Its economic meltdown has been well-documented, from currency arbitrage schemes and five-day weekends to save electricity to toilet paper shortages. Then there are the dire shortages of food and medicine that force many Venezuelans to spend hours a day in lines that stretch for blocks. Beneath the urgent headlines lies a simmering political and social crisis that started long before the oil collapse.

Hugo Chavez, the former president, who died of cancer in 2013, styled himself a champion of the poor, but enshrined policies—including nearly free gasoline, subsidized international travel, and cheap foreign currency—that helped those who needed help least. When the dollars ran out as oil prices crashed, many of the policies that worked when oil was at $100 a barrel were exposed for the mirage they were.

The country’s current president, Nicolas Maduro (who said that Chavez once appeared to him in the form of a bird), is trying to pick up the pieces of a crumbling economy even as he defends the legacy of Chavismo.
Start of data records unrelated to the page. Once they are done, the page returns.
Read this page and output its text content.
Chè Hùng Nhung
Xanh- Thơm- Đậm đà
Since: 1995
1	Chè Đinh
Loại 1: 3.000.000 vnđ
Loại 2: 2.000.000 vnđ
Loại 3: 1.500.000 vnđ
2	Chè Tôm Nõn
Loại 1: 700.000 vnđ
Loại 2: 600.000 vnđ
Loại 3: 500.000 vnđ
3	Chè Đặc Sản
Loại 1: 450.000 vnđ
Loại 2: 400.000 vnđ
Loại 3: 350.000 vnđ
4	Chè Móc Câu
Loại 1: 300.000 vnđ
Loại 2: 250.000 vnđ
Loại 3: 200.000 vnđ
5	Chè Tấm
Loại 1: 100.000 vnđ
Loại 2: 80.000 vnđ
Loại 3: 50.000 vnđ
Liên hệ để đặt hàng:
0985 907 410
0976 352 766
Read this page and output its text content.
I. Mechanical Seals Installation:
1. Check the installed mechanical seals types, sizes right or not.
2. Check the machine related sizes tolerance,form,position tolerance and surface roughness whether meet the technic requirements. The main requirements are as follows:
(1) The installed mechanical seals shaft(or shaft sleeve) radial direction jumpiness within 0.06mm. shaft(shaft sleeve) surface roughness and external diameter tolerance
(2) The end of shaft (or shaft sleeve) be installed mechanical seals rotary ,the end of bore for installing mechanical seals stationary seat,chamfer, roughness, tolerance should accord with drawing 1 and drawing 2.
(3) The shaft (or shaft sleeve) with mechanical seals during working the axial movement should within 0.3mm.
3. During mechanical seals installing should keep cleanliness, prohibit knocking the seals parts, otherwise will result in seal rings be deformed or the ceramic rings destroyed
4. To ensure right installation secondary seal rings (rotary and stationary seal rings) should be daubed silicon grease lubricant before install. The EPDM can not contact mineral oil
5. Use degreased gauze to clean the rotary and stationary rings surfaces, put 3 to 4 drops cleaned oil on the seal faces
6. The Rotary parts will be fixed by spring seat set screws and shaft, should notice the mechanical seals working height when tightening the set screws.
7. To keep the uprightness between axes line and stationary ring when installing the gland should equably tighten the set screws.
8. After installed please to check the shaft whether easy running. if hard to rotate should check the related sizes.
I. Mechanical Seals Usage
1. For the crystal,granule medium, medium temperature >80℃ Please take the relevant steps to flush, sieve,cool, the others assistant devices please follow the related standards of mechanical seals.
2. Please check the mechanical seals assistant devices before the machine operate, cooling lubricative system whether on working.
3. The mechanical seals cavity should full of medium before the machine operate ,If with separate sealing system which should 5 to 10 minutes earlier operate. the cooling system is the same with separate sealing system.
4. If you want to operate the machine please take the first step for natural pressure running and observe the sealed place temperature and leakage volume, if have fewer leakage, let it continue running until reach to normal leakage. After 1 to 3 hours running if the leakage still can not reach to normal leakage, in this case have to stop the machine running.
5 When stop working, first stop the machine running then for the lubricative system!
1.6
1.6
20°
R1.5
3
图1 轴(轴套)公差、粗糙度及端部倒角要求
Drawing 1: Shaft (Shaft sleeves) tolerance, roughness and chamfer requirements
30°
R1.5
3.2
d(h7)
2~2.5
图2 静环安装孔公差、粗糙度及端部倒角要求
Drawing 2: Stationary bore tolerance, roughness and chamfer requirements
Rather than reform, though, the unpopular Maduro has doubled down on many of the same failed policies. The country’s currency, the bolivar, has lost 99.6 percent of its value on the black market in the past five years. With the opposition clamoring for his ouster, Maduro has taken an autocratic turn, suspending efforts to push for a recall referendum on his rule.

As a Vatican-mediated dialogue unfolds, the world is watching. It’s bad enough that Venezuelans are besieged. But Caracas, the capital, is only a three-hour flight from Miami, and the country maintains strong economic ties with the U.S. It’s also a founding member of the OPEC oil cartel. Its fortunes will have profound implications for the rest of Latin America, the U.S., and the globe.